There are two types of reading these days for elementary school age kids: reading for school and reading for fun. Sometimes the two overlap, sometimes not. In any case, the goals are for your child to meet the requirements for school reading and maybe actually want to read on his own. You can help on both fronts.
1. Read with him whether or not it’s for school. If possible, make it a quiet one-on-one ritual. Cozy things up by creating a special spot in the house – complete with stuffed animals and pillows. Take turns reading out loud, either by paragraph, page or swapping off with dialogue. Read expressively or with a silly accent. If he absolutely refuses to read, read to him or to a sibling while he’s also in the room. Try the book on tape (long car trips are ideal). A benefit to reading with him is that you can get a real sense of whether or not he’s struggling with reading and what seems to trip him up. This gives you good data when working with teachers and other learning professionals.
2. Bring the book to life. Watch a movie version if it’s available. Create a journal together about the book as she reads in which you do mini-collages, write back and forth to each other or come up with adventures for the characters. Act out pieces of it or make a craft based on the plot or an interesting character. Check out the companion websites for book series, like Magic Tree House, and get on local library activity lists to attend their book read activities. Some libraries even align their activities with what is being read at the nearby schools. This isn’t to pile on a lot more time to a busy schedule; aim for maybe just 10 minutes or so some nights or on the weekend.
3. Create a special spot for reading. Doesn’t have to be elaborate – maybe just a child-sized bookshelf with lots of books around his interests. Add a cozy chair for two so you can sit together. Cut windows out of and decorate a refrigerator box or stick a small tent in a corner. Add books, pillows, a flashlight and some toys that relate to the books in it. For quiet concentration, put it in his room. If he does better in a more social atmosphere, pick a high-traffic room.

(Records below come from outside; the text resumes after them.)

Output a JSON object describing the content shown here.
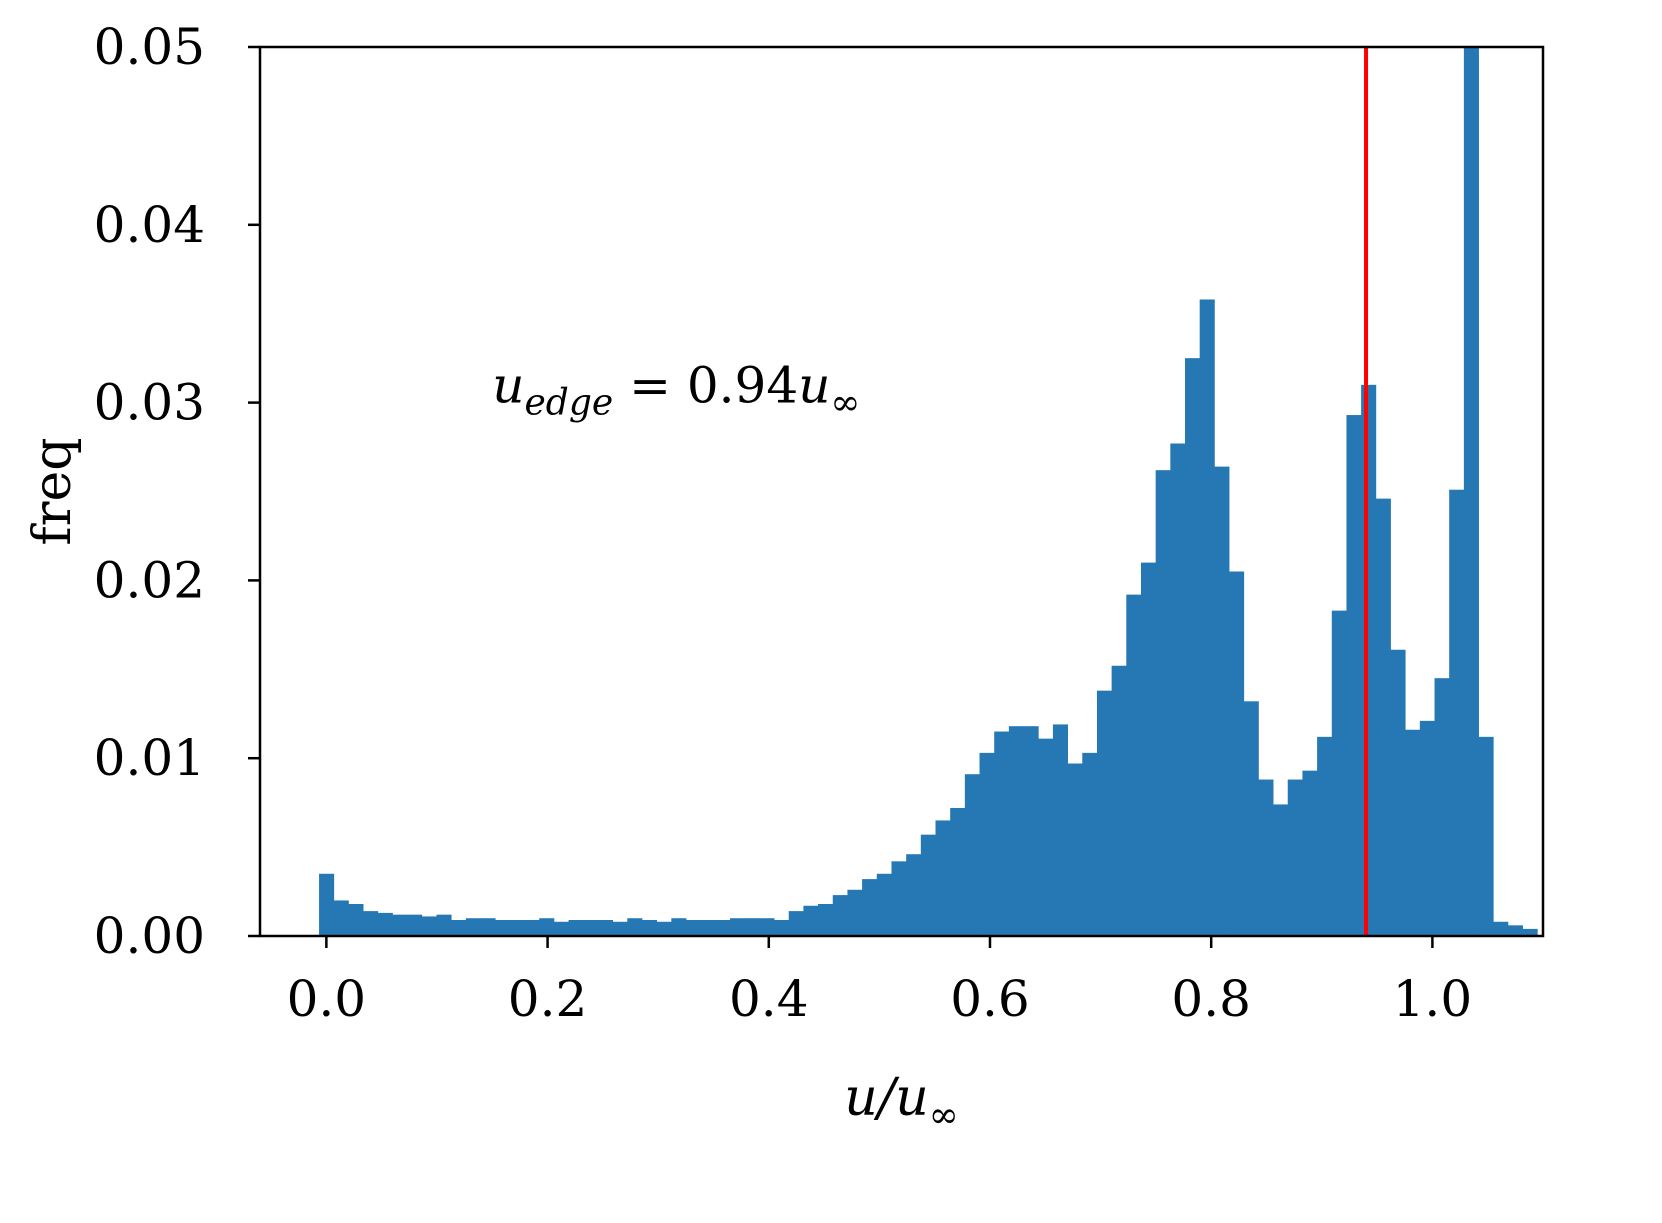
{
  "chart_data": {
    "type": "bar",
    "xlabel": "u/u∞",
    "xlabel_parts": {
      "base": "u/u",
      "sub": "∞"
    },
    "ylabel": "freq",
    "xlim": [
      -0.06,
      1.1
    ],
    "ylim": [
      0,
      0.05
    ],
    "x_ticks": [
      0.0,
      0.2,
      0.4,
      0.6,
      0.8,
      1.0
    ],
    "x_tick_labels": [
      "0.0",
      "0.2",
      "0.4",
      "0.6",
      "0.8",
      "1.0"
    ],
    "y_ticks": [
      0.0,
      0.01,
      0.02,
      0.03,
      0.04,
      0.05
    ],
    "y_tick_labels": [
      "0.00",
      "0.01",
      "0.02",
      "0.03",
      "0.04",
      "0.05"
    ],
    "bin_start": -0.0066,
    "bin_width": 0.01327,
    "values": [
      0.0035,
      0.002,
      0.0018,
      0.0014,
      0.0013,
      0.0012,
      0.0012,
      0.0011,
      0.0012,
      0.0009,
      0.001,
      0.001,
      0.0009,
      0.0009,
      0.0009,
      0.001,
      0.0008,
      0.0009,
      0.0009,
      0.0009,
      0.0008,
      0.001,
      0.0009,
      0.0008,
      0.001,
      0.0009,
      0.0009,
      0.0009,
      0.001,
      0.001,
      0.001,
      0.0009,
      0.0014,
      0.0017,
      0.0018,
      0.0023,
      0.0026,
      0.0032,
      0.0035,
      0.0042,
      0.0046,
      0.0057,
      0.0065,
      0.0072,
      0.0091,
      0.0103,
      0.0115,
      0.0118,
      0.0118,
      0.0111,
      0.0119,
      0.0097,
      0.0103,
      0.0138,
      0.0152,
      0.0192,
      0.021,
      0.0262,
      0.0277,
      0.0325,
      0.0358,
      0.0264,
      0.0205,
      0.0132,
      0.0088,
      0.0074,
      0.0088,
      0.0093,
      0.0112,
      0.0183,
      0.0293,
      0.031,
      0.0246,
      0.0161,
      0.0116,
      0.0121,
      0.0145,
      0.0251,
      0.05,
      0.0112,
      0.0008,
      0.0006,
      0.0004
    ],
    "bar_color": "#2678b5",
    "vline": {
      "x": 0.94,
      "color": "#ff0000"
    },
    "annotation": {
      "text": "u_edge = 0.94u∞",
      "base": "u",
      "sub": "edge",
      "middle": " = 0.94",
      "base2": "u",
      "sub2": "∞",
      "x": 0.15,
      "y": 0.03
    },
    "grid": false
  }
}
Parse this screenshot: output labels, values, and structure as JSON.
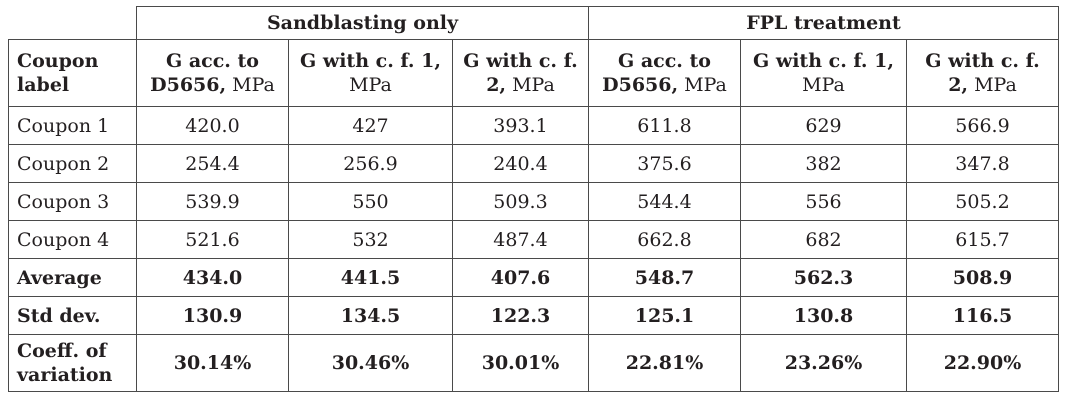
{
  "table": {
    "group_headers": [
      "Sandblasting only",
      "FPL treatment"
    ],
    "label_header": [
      "Coupon",
      "label"
    ],
    "column_headers": [
      {
        "line1": "G acc. to",
        "line2_bold": "D5656,",
        "unit": " MPa"
      },
      {
        "line1": "G with c. f. 1,",
        "line2_bold": "",
        "unit": "MPa"
      },
      {
        "line1": "G with c. f.",
        "line2_bold": "2,",
        "unit": " MPa"
      },
      {
        "line1": "G acc. to",
        "line2_bold": "D5656,",
        "unit": " MPa"
      },
      {
        "line1": "G with c. f. 1,",
        "line2_bold": "",
        "unit": "MPa"
      },
      {
        "line1": "G with c. f.",
        "line2_bold": "2,",
        "unit": " MPa"
      }
    ],
    "rows": [
      {
        "label": "Coupon 1",
        "values": [
          "420.0",
          "427",
          "393.1",
          "611.8",
          "629",
          "566.9"
        ]
      },
      {
        "label": "Coupon 2",
        "values": [
          "254.4",
          "256.9",
          "240.4",
          "375.6",
          "382",
          "347.8"
        ]
      },
      {
        "label": "Coupon 3",
        "values": [
          "539.9",
          "550",
          "509.3",
          "544.4",
          "556",
          "505.2"
        ]
      },
      {
        "label": "Coupon 4",
        "values": [
          "521.6",
          "532",
          "487.4",
          "662.8",
          "682",
          "615.7"
        ]
      },
      {
        "label": "Average",
        "values": [
          "434.0",
          "441.5",
          "407.6",
          "548.7",
          "562.3",
          "508.9"
        ]
      },
      {
        "label": "Std dev.",
        "values": [
          "130.9",
          "134.5",
          "122.3",
          "125.1",
          "130.8",
          "116.5"
        ]
      }
    ],
    "coeff_row": {
      "label_line1": "Coeff. of",
      "label_line2": "variation",
      "values": [
        "30.14%",
        "30.46%",
        "30.01%",
        "22.81%",
        "23.26%",
        "22.90%"
      ]
    }
  }
}
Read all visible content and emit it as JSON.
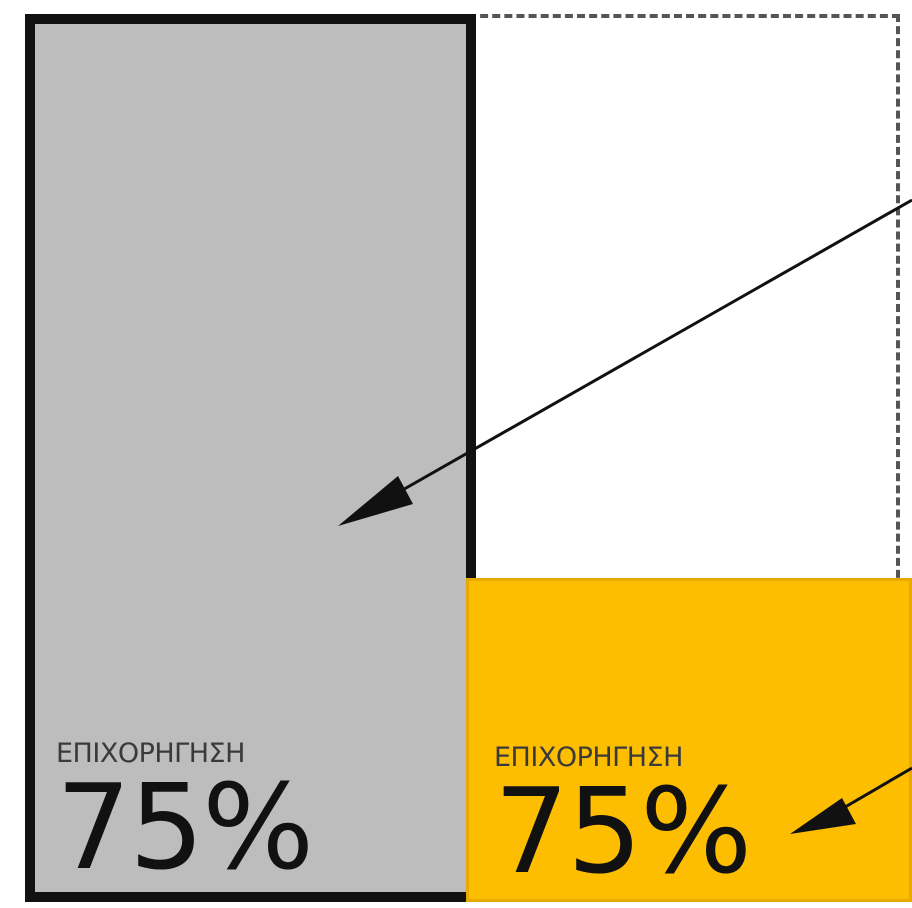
{
  "panels": {
    "grey": {
      "caption": "ΕΠΙΧΟΡΗΓΗΣΗ",
      "value": "75%",
      "color": "#bdbdbd"
    },
    "yellow": {
      "caption": "ΕΠΙΧΟΡΗΓΗΣΗ",
      "value": "75%",
      "color": "#fdbd00"
    }
  },
  "colors": {
    "frame": "#111111",
    "dashed_border": "#555555"
  }
}
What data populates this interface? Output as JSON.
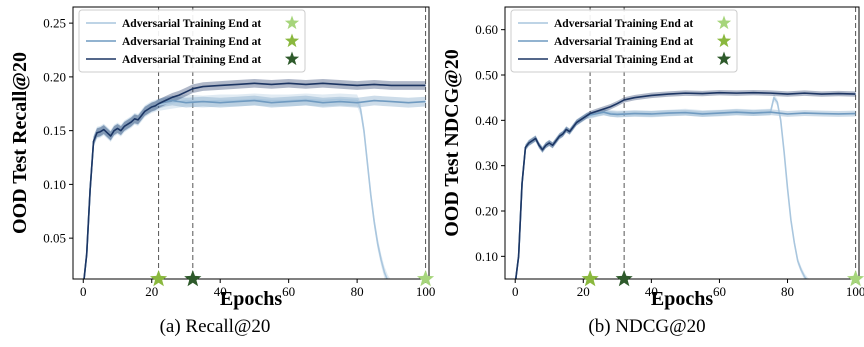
{
  "colors": {
    "series_light": "#a9c6de",
    "series_mid": "#6f9ac0",
    "series_dark": "#1c3563",
    "star_light": "#a6d57b",
    "star_mid": "#8ab83e",
    "star_dark": "#2e5a2b",
    "vline": "#555555"
  },
  "chart_data": [
    {
      "type": "line",
      "caption": "(a) Recall@20",
      "xlabel": "Epochs",
      "ylabel": "OOD Test  Recall@20",
      "xlim": [
        -3,
        101
      ],
      "ylim": [
        0.012,
        0.265
      ],
      "xticks": [
        0,
        20,
        40,
        60,
        80,
        100
      ],
      "xtick_labels": [
        "0",
        "20",
        "40",
        "60",
        "80",
        "100"
      ],
      "yticks": [
        0.05,
        0.1,
        0.15,
        0.2,
        0.25
      ],
      "ytick_labels": [
        "0.05",
        "0.10",
        "0.15",
        "0.20",
        "0.25"
      ],
      "legend_position": "top-left",
      "grid": false,
      "vlines": [
        22,
        32,
        100
      ],
      "stars": [
        {
          "x": 22,
          "color": "#8ab83e"
        },
        {
          "x": 32,
          "color": "#2e5a2b"
        },
        {
          "x": 100,
          "color": "#a6d57b"
        }
      ],
      "series": [
        {
          "name": "Adversarial Training End at",
          "legend_star": "#a6d57b",
          "color": "#a9c6de",
          "x": [
            0,
            1,
            2,
            3,
            4,
            5,
            6,
            7,
            8,
            9,
            10,
            11,
            12,
            13,
            14,
            15,
            16,
            17,
            18,
            19,
            20,
            21,
            22,
            24,
            26,
            28,
            30,
            35,
            40,
            45,
            50,
            55,
            60,
            65,
            70,
            75,
            80,
            81,
            82,
            83,
            84,
            85,
            86,
            87,
            88,
            89,
            90,
            92,
            95,
            98,
            100
          ],
          "y": [
            0.005,
            0.035,
            0.095,
            0.14,
            0.148,
            0.149,
            0.151,
            0.148,
            0.145,
            0.15,
            0.152,
            0.15,
            0.154,
            0.156,
            0.158,
            0.161,
            0.16,
            0.164,
            0.168,
            0.17,
            0.172,
            0.173,
            0.174,
            0.175,
            0.176,
            0.177,
            0.178,
            0.177,
            0.178,
            0.178,
            0.179,
            0.178,
            0.178,
            0.179,
            0.178,
            0.179,
            0.178,
            0.17,
            0.15,
            0.12,
            0.09,
            0.065,
            0.045,
            0.03,
            0.018,
            0.01,
            0.005,
            0.0,
            0.0,
            0.0,
            0.0
          ]
        },
        {
          "name": "Adversarial Training End at",
          "legend_star": "#8ab83e",
          "color": "#6f9ac0",
          "x": [
            0,
            1,
            2,
            3,
            4,
            5,
            6,
            7,
            8,
            9,
            10,
            11,
            12,
            13,
            14,
            15,
            16,
            17,
            18,
            19,
            20,
            21,
            22,
            24,
            26,
            28,
            30,
            35,
            40,
            45,
            50,
            55,
            60,
            65,
            70,
            75,
            80,
            85,
            90,
            95,
            100
          ],
          "y": [
            0.005,
            0.035,
            0.095,
            0.14,
            0.148,
            0.149,
            0.151,
            0.148,
            0.145,
            0.15,
            0.152,
            0.15,
            0.154,
            0.156,
            0.158,
            0.161,
            0.16,
            0.164,
            0.168,
            0.17,
            0.172,
            0.173,
            0.175,
            0.177,
            0.178,
            0.177,
            0.176,
            0.177,
            0.176,
            0.177,
            0.178,
            0.176,
            0.177,
            0.178,
            0.176,
            0.177,
            0.176,
            0.178,
            0.177,
            0.176,
            0.177
          ]
        },
        {
          "name": "Adversarial Training End at",
          "legend_star": "#2e5a2b",
          "color": "#1c3563",
          "x": [
            0,
            1,
            2,
            3,
            4,
            5,
            6,
            7,
            8,
            9,
            10,
            11,
            12,
            13,
            14,
            15,
            16,
            17,
            18,
            19,
            20,
            21,
            22,
            24,
            26,
            28,
            30,
            32,
            35,
            40,
            45,
            50,
            55,
            60,
            65,
            70,
            75,
            80,
            85,
            90,
            95,
            100
          ],
          "y": [
            0.005,
            0.035,
            0.095,
            0.14,
            0.148,
            0.149,
            0.151,
            0.148,
            0.145,
            0.15,
            0.152,
            0.15,
            0.154,
            0.156,
            0.158,
            0.161,
            0.16,
            0.164,
            0.168,
            0.17,
            0.172,
            0.173,
            0.175,
            0.178,
            0.181,
            0.183,
            0.186,
            0.189,
            0.191,
            0.192,
            0.193,
            0.194,
            0.193,
            0.194,
            0.193,
            0.194,
            0.193,
            0.192,
            0.193,
            0.192,
            0.192,
            0.192
          ]
        }
      ]
    },
    {
      "type": "line",
      "caption": "(b) NDCG@20",
      "xlabel": "Epochs",
      "ylabel": "OOD Test  NDCG@20",
      "xlim": [
        -3,
        101
      ],
      "ylim": [
        0.05,
        0.65
      ],
      "xticks": [
        0,
        20,
        40,
        60,
        80,
        100
      ],
      "xtick_labels": [
        "0",
        "20",
        "40",
        "60",
        "80",
        "100"
      ],
      "yticks": [
        0.1,
        0.2,
        0.3,
        0.4,
        0.5,
        0.6
      ],
      "ytick_labels": [
        "0.10",
        "0.20",
        "0.30",
        "0.40",
        "0.50",
        "0.60"
      ],
      "legend_position": "top-left",
      "grid": false,
      "vlines": [
        22,
        32,
        100
      ],
      "stars": [
        {
          "x": 22,
          "color": "#8ab83e"
        },
        {
          "x": 32,
          "color": "#2e5a2b"
        },
        {
          "x": 100,
          "color": "#a6d57b"
        }
      ],
      "series": [
        {
          "name": "Adversarial Training End at",
          "legend_star": "#a6d57b",
          "color": "#a9c6de",
          "x": [
            0,
            1,
            2,
            3,
            4,
            5,
            6,
            7,
            8,
            9,
            10,
            11,
            12,
            13,
            14,
            15,
            16,
            17,
            18,
            19,
            20,
            21,
            22,
            24,
            26,
            28,
            30,
            35,
            40,
            45,
            50,
            55,
            60,
            65,
            70,
            75,
            76,
            77,
            78,
            79,
            80,
            81,
            82,
            83,
            84,
            85,
            86,
            87,
            88,
            90,
            95,
            100
          ],
          "y": [
            0.04,
            0.1,
            0.26,
            0.34,
            0.35,
            0.355,
            0.36,
            0.345,
            0.335,
            0.345,
            0.35,
            0.345,
            0.355,
            0.365,
            0.37,
            0.38,
            0.375,
            0.385,
            0.395,
            0.4,
            0.405,
            0.41,
            0.41,
            0.415,
            0.418,
            0.416,
            0.414,
            0.415,
            0.414,
            0.416,
            0.418,
            0.415,
            0.416,
            0.418,
            0.417,
            0.418,
            0.45,
            0.44,
            0.4,
            0.33,
            0.25,
            0.18,
            0.13,
            0.09,
            0.07,
            0.055,
            0.045,
            0.04,
            0.035,
            0.03,
            0.03,
            0.03
          ]
        },
        {
          "name": "Adversarial Training End at",
          "legend_star": "#8ab83e",
          "color": "#6f9ac0",
          "x": [
            0,
            1,
            2,
            3,
            4,
            5,
            6,
            7,
            8,
            9,
            10,
            11,
            12,
            13,
            14,
            15,
            16,
            17,
            18,
            19,
            20,
            21,
            22,
            24,
            26,
            28,
            30,
            35,
            40,
            45,
            50,
            55,
            60,
            65,
            70,
            75,
            80,
            85,
            90,
            95,
            100
          ],
          "y": [
            0.04,
            0.1,
            0.26,
            0.34,
            0.35,
            0.355,
            0.36,
            0.345,
            0.335,
            0.345,
            0.35,
            0.345,
            0.355,
            0.365,
            0.37,
            0.38,
            0.375,
            0.385,
            0.395,
            0.4,
            0.405,
            0.41,
            0.412,
            0.415,
            0.418,
            0.414,
            0.413,
            0.415,
            0.414,
            0.416,
            0.417,
            0.414,
            0.416,
            0.418,
            0.416,
            0.418,
            0.414,
            0.416,
            0.415,
            0.414,
            0.415
          ]
        },
        {
          "name": "Adversarial Training End at",
          "legend_star": "#2e5a2b",
          "color": "#1c3563",
          "x": [
            0,
            1,
            2,
            3,
            4,
            5,
            6,
            7,
            8,
            9,
            10,
            11,
            12,
            13,
            14,
            15,
            16,
            17,
            18,
            19,
            20,
            21,
            22,
            24,
            26,
            28,
            30,
            32,
            35,
            40,
            45,
            50,
            55,
            60,
            65,
            70,
            75,
            80,
            85,
            90,
            95,
            100
          ],
          "y": [
            0.04,
            0.1,
            0.26,
            0.34,
            0.35,
            0.355,
            0.36,
            0.345,
            0.335,
            0.345,
            0.35,
            0.345,
            0.355,
            0.365,
            0.37,
            0.38,
            0.375,
            0.385,
            0.395,
            0.4,
            0.405,
            0.41,
            0.415,
            0.42,
            0.425,
            0.43,
            0.437,
            0.445,
            0.45,
            0.455,
            0.458,
            0.46,
            0.459,
            0.461,
            0.46,
            0.461,
            0.46,
            0.458,
            0.46,
            0.458,
            0.459,
            0.458
          ]
        }
      ]
    }
  ]
}
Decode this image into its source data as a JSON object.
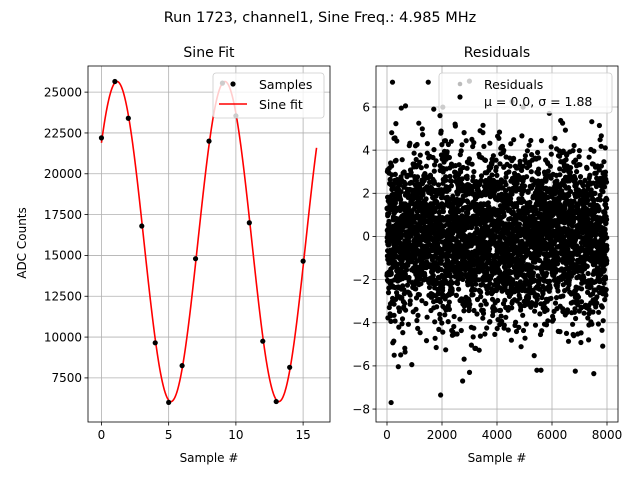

4. Keep reading materials in prominent places. Around the house leave books, magazines, graphic novels and comic books out where he can see them. Pick topics he likes. Horses, baseball, Pokémon, American Idol, whatever! A magazine article on Sponge Bob or a printed copy of an online review for the latest Lego video game. Stick an enticing story or website on your laptop when he goes to borrow it. For a child who is allergic to books, just reading something of his own volition is fantastic. And don’t give up. The book may rot on the table for weeks until he picks it up (probably when you’re not looking).